The work of grading of the editing, I’d argue, is equally invisible. The marks are on the page, the queries answered or occasional justifications made, but the time and effort that goes into grading something that required just as much time and effort means we’re giving multiple passes to a piece. We’re doing the same work as our students, plus thinking about grading, and this makes for a lot of work.
That’s not to say that grading composition papers or pieces of that sort doesn’t require intensive effort, but consider once again the attention to detail required of editors and how every error comes with greater consequences, an open invitation to criticism that a more low-stakes, freshman or sophomore composition paper may not. Because editing students work hard to learn the in’s and out’s of grammar and punctuation, it’s reasonable to expect that the one’s grading them work just as hard.
Or is it? We do, after all, have more students in an editing class than teachers. My point in all this pedagogical searching is to understand why this workload is so daunting and how we might alleviate some of it without sacrificing the quality of grading we do.
Cheryl Ball, professor at Illinois State University and editor of the online journal Kairos, said plainly, “Editing is the class that trumps all my rules for easy grading.” That comment was made in reply to a Facebook post Dr. Leverenz made on this topic. Dr. Ball quickly followed up with the only solution she could offer: “Although I did turn back a whole pile of reports to my editing students once, if I found more than four errors on the front page.”
Some editing teachers might appreciate that solution; others may have a hard time with setting the bar at four errors, arguing that it should be lower or higher. Regardless, it’s a strategy to consider. A few other possible strategies follow:
Partner up: Contact a graduate student interested in teaching an editing course or simply learning more about editing. That’s how I came to Dr. Leverenz this semester. Even though I never took a class on editing (not counting internships for credit), my past experiences in editing and writing for newspapers made the opportunity appealing to me and I was able to receive course credit for studying both Dr. Leverenz’s pedagogical methods and assisting with her teaching, i.e. grading exercises and quizzes when possible.
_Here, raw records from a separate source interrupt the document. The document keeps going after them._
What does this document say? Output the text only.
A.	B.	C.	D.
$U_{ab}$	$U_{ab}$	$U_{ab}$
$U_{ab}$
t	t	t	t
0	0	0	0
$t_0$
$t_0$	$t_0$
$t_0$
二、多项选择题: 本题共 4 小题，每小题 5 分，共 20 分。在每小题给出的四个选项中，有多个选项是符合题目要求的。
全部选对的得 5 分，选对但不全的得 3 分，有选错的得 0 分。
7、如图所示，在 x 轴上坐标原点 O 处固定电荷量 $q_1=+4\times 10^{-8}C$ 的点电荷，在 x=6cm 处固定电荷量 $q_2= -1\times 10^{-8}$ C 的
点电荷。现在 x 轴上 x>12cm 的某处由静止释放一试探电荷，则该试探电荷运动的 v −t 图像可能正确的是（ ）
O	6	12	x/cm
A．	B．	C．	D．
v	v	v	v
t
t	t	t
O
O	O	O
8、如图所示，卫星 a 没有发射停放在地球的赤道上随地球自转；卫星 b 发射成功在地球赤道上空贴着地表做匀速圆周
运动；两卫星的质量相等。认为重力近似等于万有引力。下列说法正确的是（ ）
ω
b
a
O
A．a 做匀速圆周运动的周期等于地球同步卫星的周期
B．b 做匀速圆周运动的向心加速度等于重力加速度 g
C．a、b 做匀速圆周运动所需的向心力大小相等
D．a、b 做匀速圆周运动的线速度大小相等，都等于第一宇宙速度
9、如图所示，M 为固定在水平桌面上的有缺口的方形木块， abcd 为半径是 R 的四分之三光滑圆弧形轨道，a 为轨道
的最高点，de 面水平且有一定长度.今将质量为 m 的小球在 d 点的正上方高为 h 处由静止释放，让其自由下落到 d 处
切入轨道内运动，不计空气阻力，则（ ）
Save answer keys: Whether you’ve taught an editing class once or ten times, saving some of the manuscripts you grade as exercises and projects can alleviate the grading load in future semesters. Of course, these manuscripts should be replaced if they become outdated, circulated within a campus community, or prove to be not challenging enough for your students. Even so, having taught and graded the same manuscript before makes you a bit more familiar with it, and therefore, the load a little lighter.
Read first: Do you have students that consistently turn out good work? Consider reading their submissions first. Reading lets you get a better sense of the errors that even the best students will miss. Knowing the benefit of reading fist means you’ll have a better sense of what to expect from the whole class. It also means that you won’t be so harsh on that improperly linked URL because no one else in the class caught that note on the style sheet, so perhaps it needed to be highlighted in class.
Create a feedback list: As you grade, pay attention to what most students are missing. I keep a running list and then use that list as good material for discussion. In hindsight, I wish I had kept each list for each graded exercise so that we could have more closely tracked what was giving students a hard time and what improved by addressing it in class. Still, the list has helped us target specific, frequent errors and fix them. If students miss number consistency in exercise one, for example, then it should be addressed to ensure that it doesn’t continue to crop up in exercise two. Following up on the most pressing feedback points helps not only the student, but the teacher, too: fewer repeated errors to grade.
I’m sure there’s much, much more in the way of strategies. These are the ones I have relied on or learned from Dr. Leverenz. My hope is that it helps someone who stumbles across it. More selfishly, I also hope it helps me identify other strategies I can discuss in my final reflection letter on the class and makes grading editing just a little easier in the future.